Herr Egeler, wann beginnen bei Ihnen die Vorbereitungen für die Bundestagswahl 2013?
Das Gesetz verlangt, dass die Wahlkreiskommission innerhalb von 15 Monaten nach Beginn der Wahlperiode Vorschläge zur Änderung der Wahlkreise unterbreitet. Das sind 32 Monate vor der nächsten Wahl. Ich bin also als Vorsitzender dieser Wahlkreiskommission mit der anstehenden Wahl schon eine ganze Weile befasst.
Was sind die wichtigsten Vorbereitungen?
Ich bin als Bundeswahlleiter auch Vorsitzender des Bundeswahlausschusses. Hier ist unsere wichtigste Aufgabe, über die Zulassung der Parteien zur anstehenden Wahl zu entscheiden.
Wovon hängt es ab, ob eine Partei zugelassen wird?
Insbesondere davon, ob der Bundeswahlausschuss in Bezug auf die konkrete politische Vereinigung ihre Parteieigenschaft anerkennt.
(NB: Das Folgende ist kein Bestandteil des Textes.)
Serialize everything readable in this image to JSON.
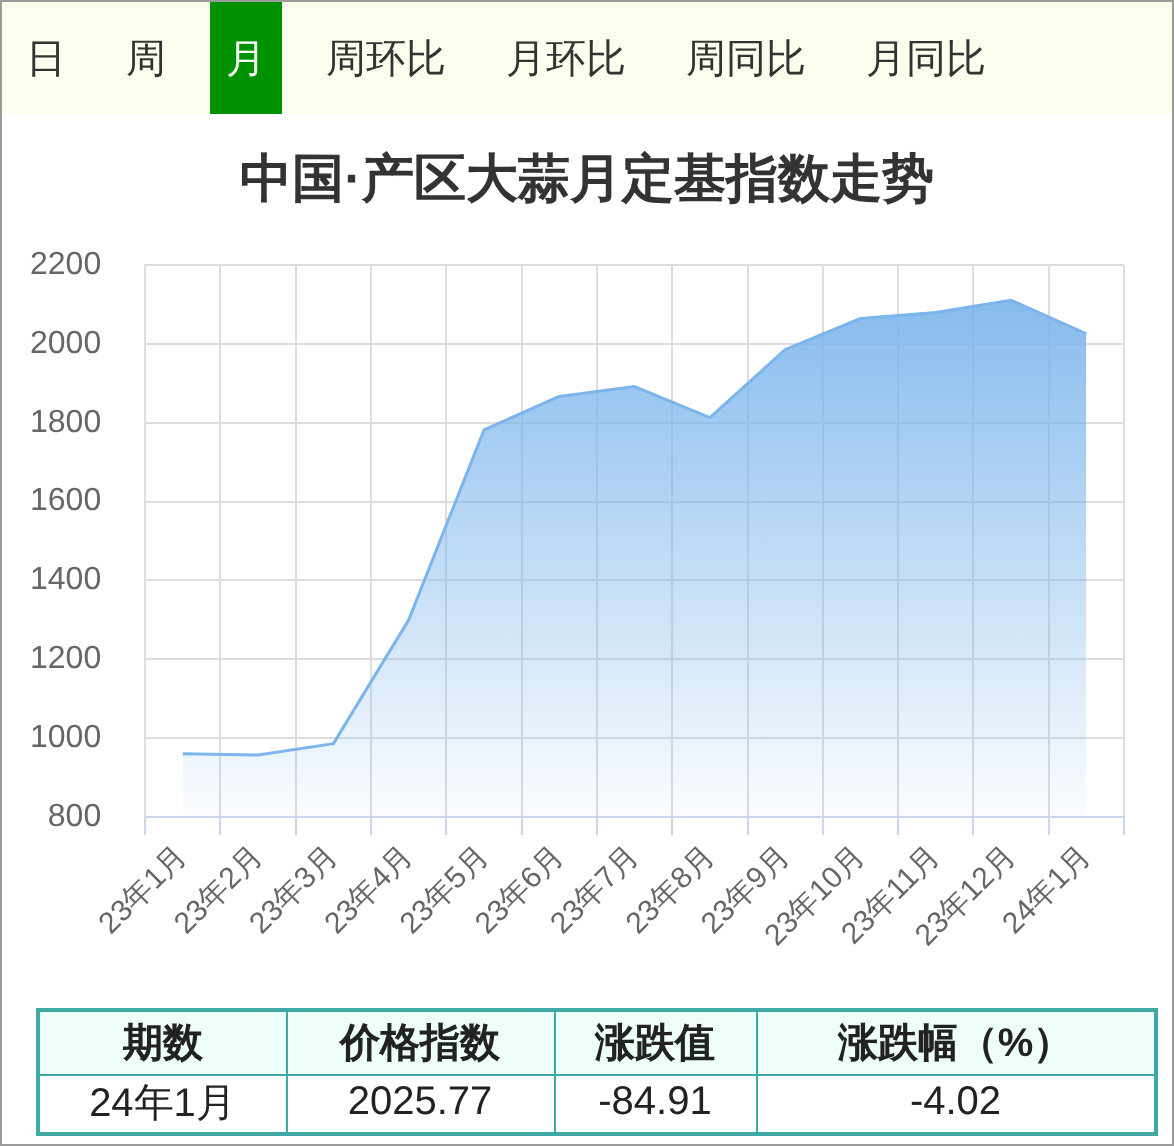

Es gibt einige Grundsätze, die im Parteiengesetz geregelt sind: Hiernach müssen die politischen Vereinigungen auf die politische Willensbildung Einfluss nehmen und an der Vertretung des Volkes im Bundestag mitwirken wollen. Zudem muss sie nach dem Gesamtbild der tatsächlichen Verhältnisse die Gewähr dafür bieten, dass sie diese Zielsetzung ernsthaft verfolgt. Hierbei zählt zum Beispiel, dass sie eine bestimmte Anzahl von Mitgliedern haben und öffentlich aktiv sind.
61,8 Millionen Menschen sind diesmal zur Wahl aufgerufen. Wie viele davon sind Erstwähler?
Es sind etwa drei Millionen junge Menschen, die das erste Mal an einer Bundestagswahl teilnehmen können.
Die Zahl der Briefwähler ist in den letzten Jahren stetig gestiegen. Was, glauben Sie, ist der Grund dafür?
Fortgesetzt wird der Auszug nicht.